Last month's question: What is your edit method on "tells" in your stories?


Suggestions from:
Elana Jefferson
I really loved this newsletter! I don't know how many times I have said that golden rule in my reviews: SHOW NOT TELL.

Hmmm...How do I edit my stories for that? I kind of edit as I write. After I write a few paragraphs, I look back and read it, making all the little changes so that most of the TELL gets kicked out.
That's one good method.*Smile*

stephenm
Thanks for that. I am slowly coming to grips with the difference between the two. I particularly found the quote from Tara K Harper useful, I like the idea of emotional qualifiers; instead of telling 'fearless' show it by having the hero charge boldy at the rampaging bull ...
Now to put it into practice.
Thanks again
Hawk
I hope he's not wearing red! *Laugh*

Brians Next Novel Almost Done!
Thanks for mentioning my published novel with the comment I submitted two newsletters ago--how kind of you!

As for your latest question, honestly there are times when I tell because it will give me a way of thinking of how to show the reader something.
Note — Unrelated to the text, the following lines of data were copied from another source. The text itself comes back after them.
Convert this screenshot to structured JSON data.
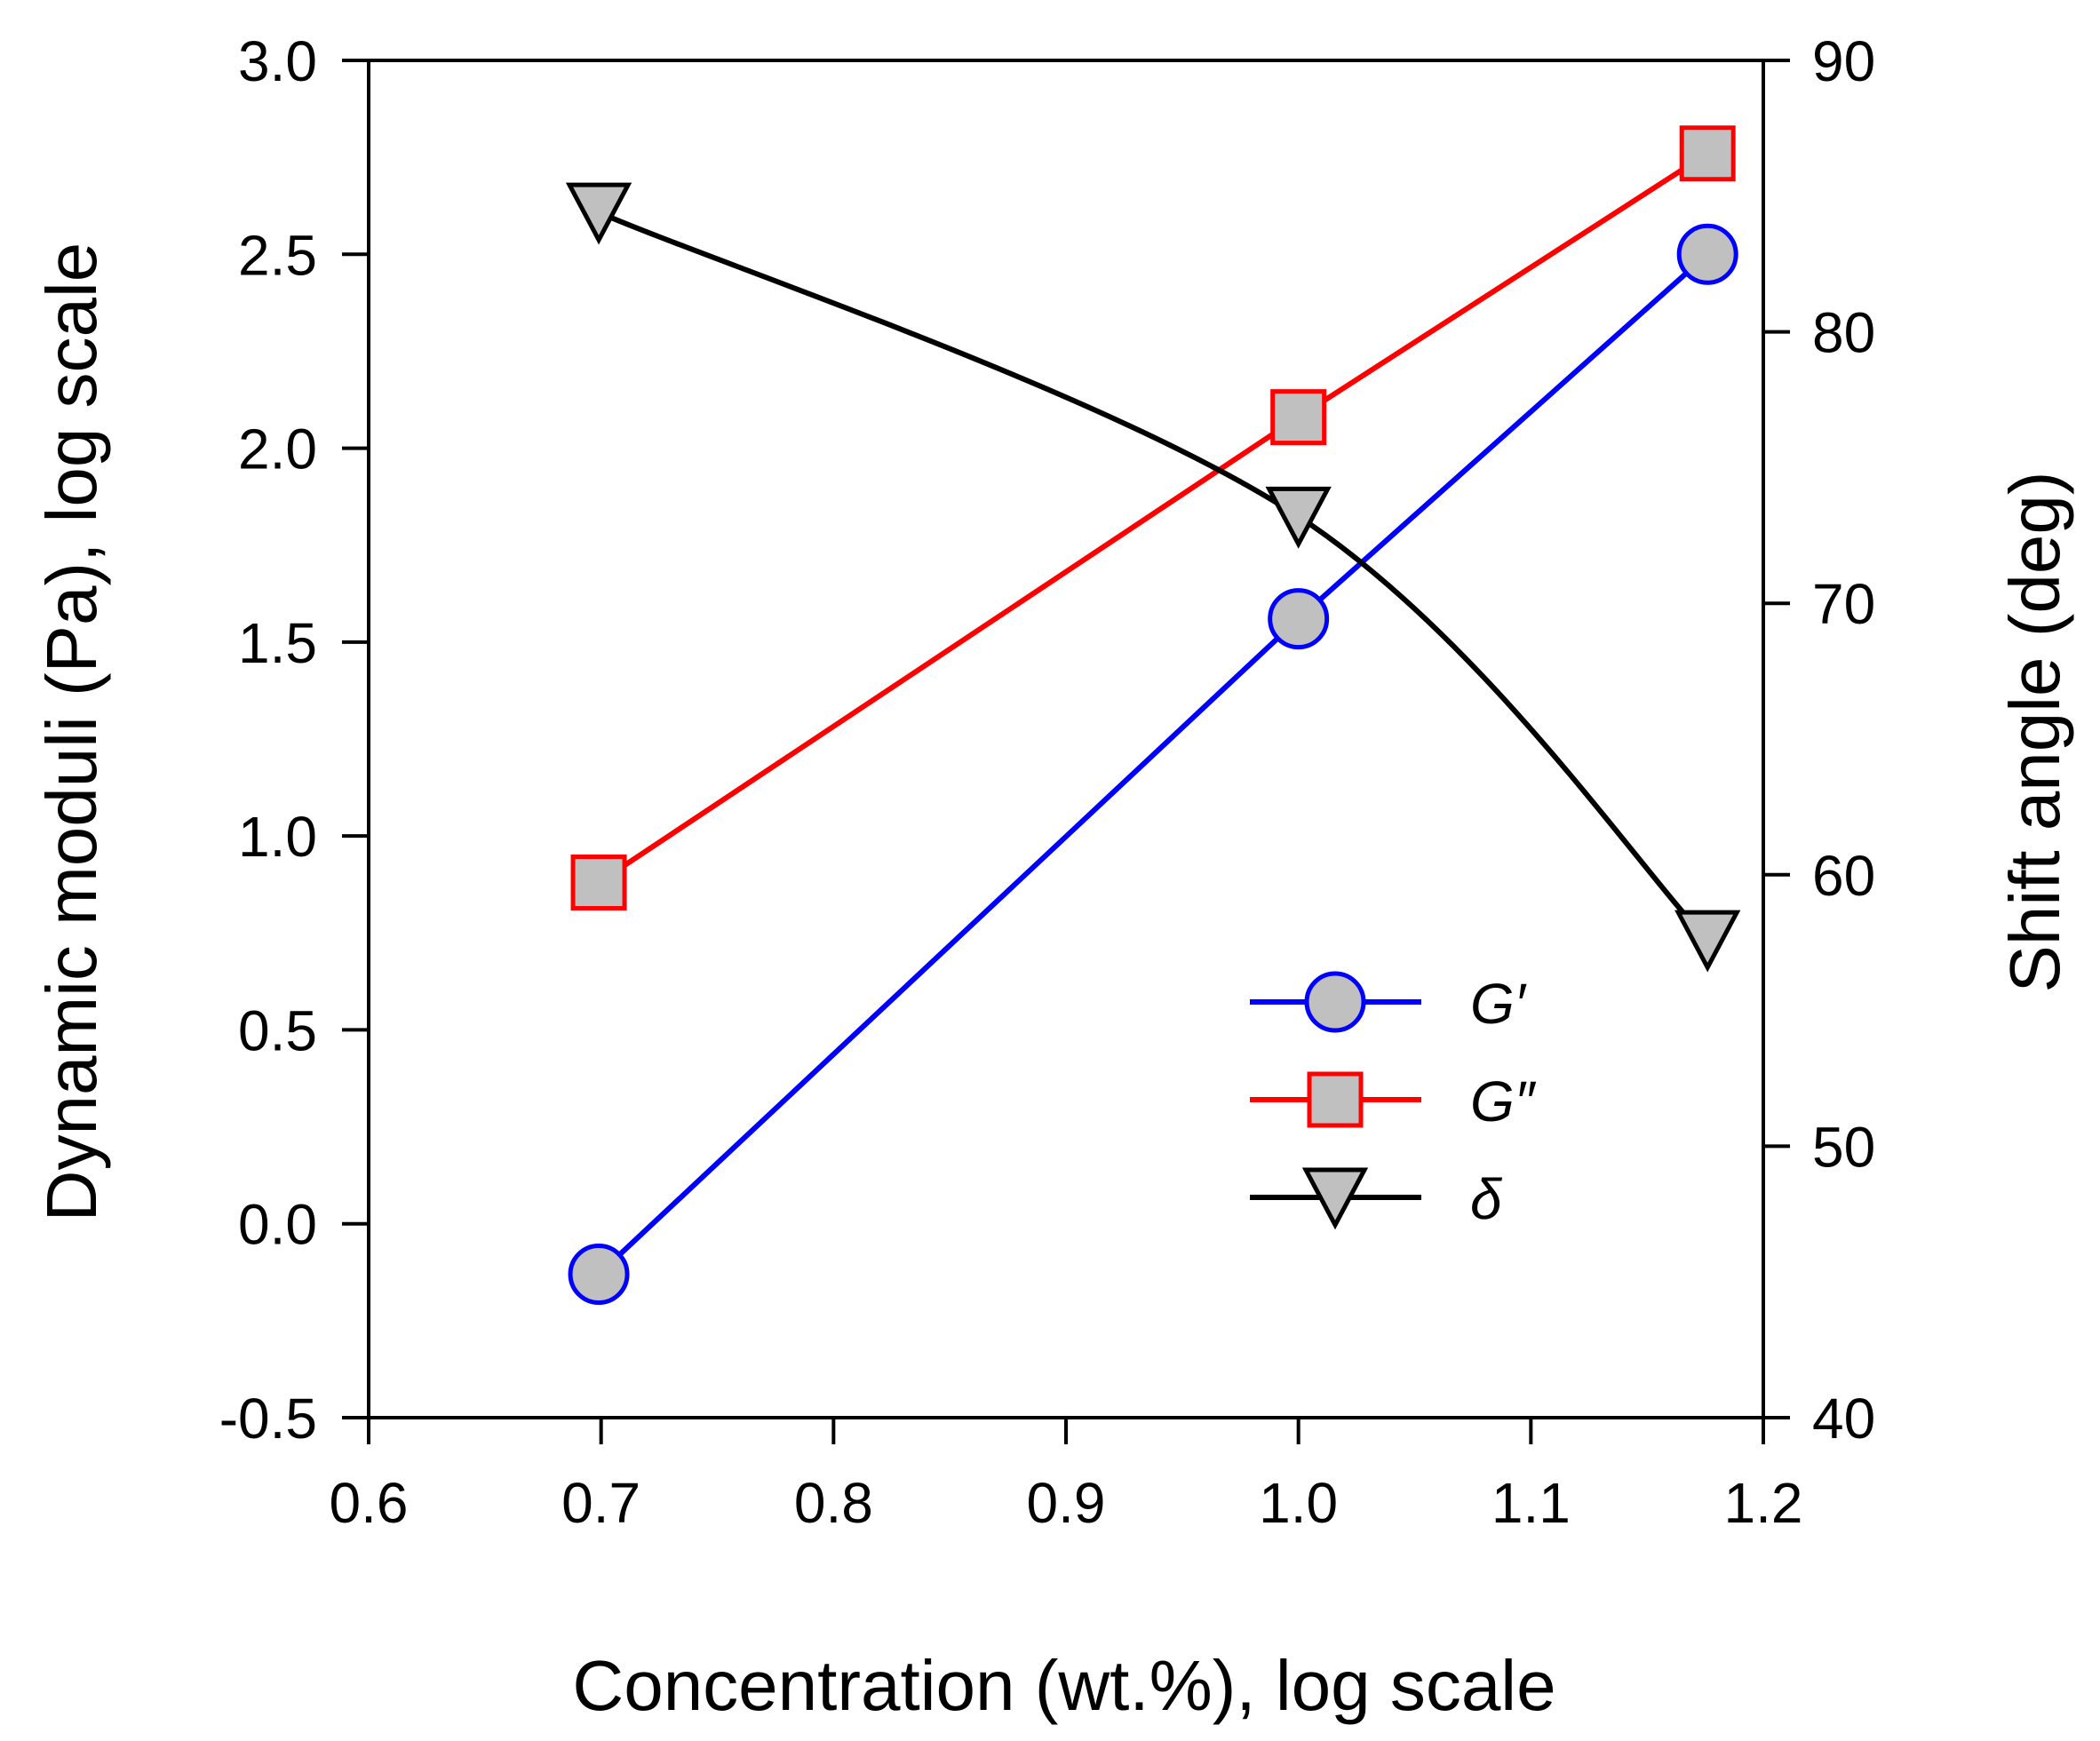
{
  "chart_data": {
    "type": "line",
    "xlabel": "Concentration (wt.%), log scale",
    "ylabel": "Dynamic moduli (Pa), log scale",
    "y2label": "Shift angle (deg)",
    "xlim": [
      0.6,
      1.2
    ],
    "ylim": [
      -0.5,
      3.0
    ],
    "y2lim": [
      40,
      90
    ],
    "x_ticks": [
      "0.6",
      "0.7",
      "0.8",
      "0.9",
      "1.0",
      "1.1",
      "1.2"
    ],
    "y_ticks": [
      "-0.5",
      "0.0",
      "0.5",
      "1.0",
      "1.5",
      "2.0",
      "2.5",
      "3.0"
    ],
    "y2_ticks": [
      "40",
      "50",
      "60",
      "70",
      "80",
      "90"
    ],
    "grid": false,
    "legend_position": "lower-right",
    "series": [
      {
        "name": "G′",
        "axis": "left",
        "marker": "circle",
        "line_color": "#0000ff",
        "marker_fill": "#c0c0c0",
        "marker_edge": "#0000ff",
        "smooth": false,
        "x": [
          0.699,
          1.0,
          1.176
        ],
        "y": [
          -0.13,
          1.56,
          2.5
        ]
      },
      {
        "name": "G″",
        "axis": "left",
        "marker": "square",
        "line_color": "#ff0000",
        "marker_fill": "#c0c0c0",
        "marker_edge": "#ff0000",
        "smooth": false,
        "x": [
          0.699,
          1.0,
          1.176
        ],
        "y": [
          0.88,
          2.08,
          2.76
        ]
      },
      {
        "name": "δ",
        "axis": "right",
        "marker": "triangle-down",
        "line_color": "#000000",
        "marker_fill": "#c0c0c0",
        "marker_edge": "#000000",
        "smooth": true,
        "x": [
          0.699,
          1.0,
          1.176
        ],
        "y": [
          84.4,
          73.2,
          57.6
        ]
      }
    ]
  }
}
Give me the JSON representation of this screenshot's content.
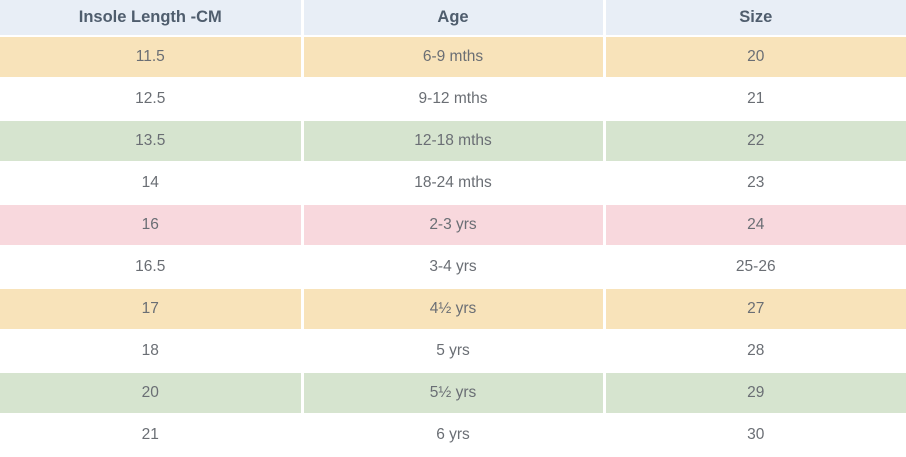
{
  "table": {
    "columns": [
      {
        "key": "insole",
        "label": "Insole Length -CM"
      },
      {
        "key": "age",
        "label": "Age"
      },
      {
        "key": "size",
        "label": "Size"
      }
    ],
    "rows": [
      {
        "insole": "11.5",
        "age": "6-9 mths",
        "size": "20",
        "tint": "orange"
      },
      {
        "insole": "12.5",
        "age": "9-12 mths",
        "size": "21",
        "tint": "white"
      },
      {
        "insole": "13.5",
        "age": "12-18 mths",
        "size": "22",
        "tint": "green"
      },
      {
        "insole": "14",
        "age": "18-24 mths",
        "size": "23",
        "tint": "white"
      },
      {
        "insole": "16",
        "age": "2-3 yrs",
        "size": "24",
        "tint": "pink"
      },
      {
        "insole": "16.5",
        "age": "3-4 yrs",
        "size": "25-26",
        "tint": "white"
      },
      {
        "insole": "17",
        "age": "4½ yrs",
        "size": "27",
        "tint": "orange"
      },
      {
        "insole": "18",
        "age": "5 yrs",
        "size": "28",
        "tint": "white"
      },
      {
        "insole": "20",
        "age": "5½ yrs",
        "size": "29",
        "tint": "green"
      },
      {
        "insole": "21",
        "age": "6 yrs",
        "size": "30",
        "tint": "white"
      }
    ],
    "colors": {
      "header_bg": "#e8eef6",
      "header_text": "#4f5d6d",
      "row_orange": "#f8e3ba",
      "row_green": "#d6e4cf",
      "row_pink": "#f8d8dd",
      "row_white": "#ffffff",
      "cell_text": "#6a6e74",
      "separator_gray": "#dde1e5"
    }
  },
  "chart_data": {
    "type": "table",
    "title": "",
    "columns": [
      "Insole Length -CM",
      "Age",
      "Size"
    ],
    "rows": [
      [
        "11.5",
        "6-9 mths",
        "20"
      ],
      [
        "12.5",
        "9-12 mths",
        "21"
      ],
      [
        "13.5",
        "12-18 mths",
        "22"
      ],
      [
        "14",
        "18-24 mths",
        "23"
      ],
      [
        "16",
        "2-3 yrs",
        "24"
      ],
      [
        "16.5",
        "3-4 yrs",
        "25-26"
      ],
      [
        "17",
        "4½ yrs",
        "27"
      ],
      [
        "18",
        "5 yrs",
        "28"
      ],
      [
        "20",
        "5½ yrs",
        "29"
      ],
      [
        "21",
        "6 yrs",
        "30"
      ]
    ]
  }
}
I don't worry so much about show v. tell the first time through a story, but othere are times on edits and re-writes where simply looking at the telling will give me an idea for how to show it more appropriately.
Another great method. *Delight*

foxypaige6
Well, to edit parts that might lack the 'showing' factor I first see if it is necessary. I do this because sometimes, there are instances in which telling is the best way to go, especially if you do not wish to or need to evoke certain emotions in your readers at the time. I then determine what may need elaboration and I try to act it out myself. I am into theatre and it really helps to simply do/say/or pose as your character to add depth to your writing.
*kayla*
Wonderful idea!

bazilbob
I think it's important to know that sometimes it's better to tell than show, they both have advantages and disadvantages, although the majority of a story should be shown, not told. Telling is important to pick the pace up a bit, it's a lot quicker and more direct, if you show all the time, the reader will get bogged down with all the details, and you could fall into the trap of being too abstract. I just though I'd put in a good word for telling too.
Thank you! Great comment!

schipperke
If your readers want to peruse a wonderful example of great detailed writing, check out Susan Vreeland's The Forest Lover. You will feel like you are in the wilds of Canada with her!
Thanks Schip!

Kudos from:
boohat
Thank you! This is Wonderful, plus, I love T.S. Eliot so thank you for writing his most famous poem, The Love Song of J. Alfred Prufrock. A very sad poem, though.

scribbler
Really great newsletter. One of my biggest pet peeves (along with many) is when the author tells you not shows you. Thanks!

jaya h
I enjoyed reading the newsletter. The tips are helpful and examples make it easy to follow.
Thanks,
Jaya H.

dusktildawn
Me - the Adverb Princess! What a great Newsletter. I definitely learned from it. Thank you so much~!

Thanks to everyone for their input! I love to hear from you!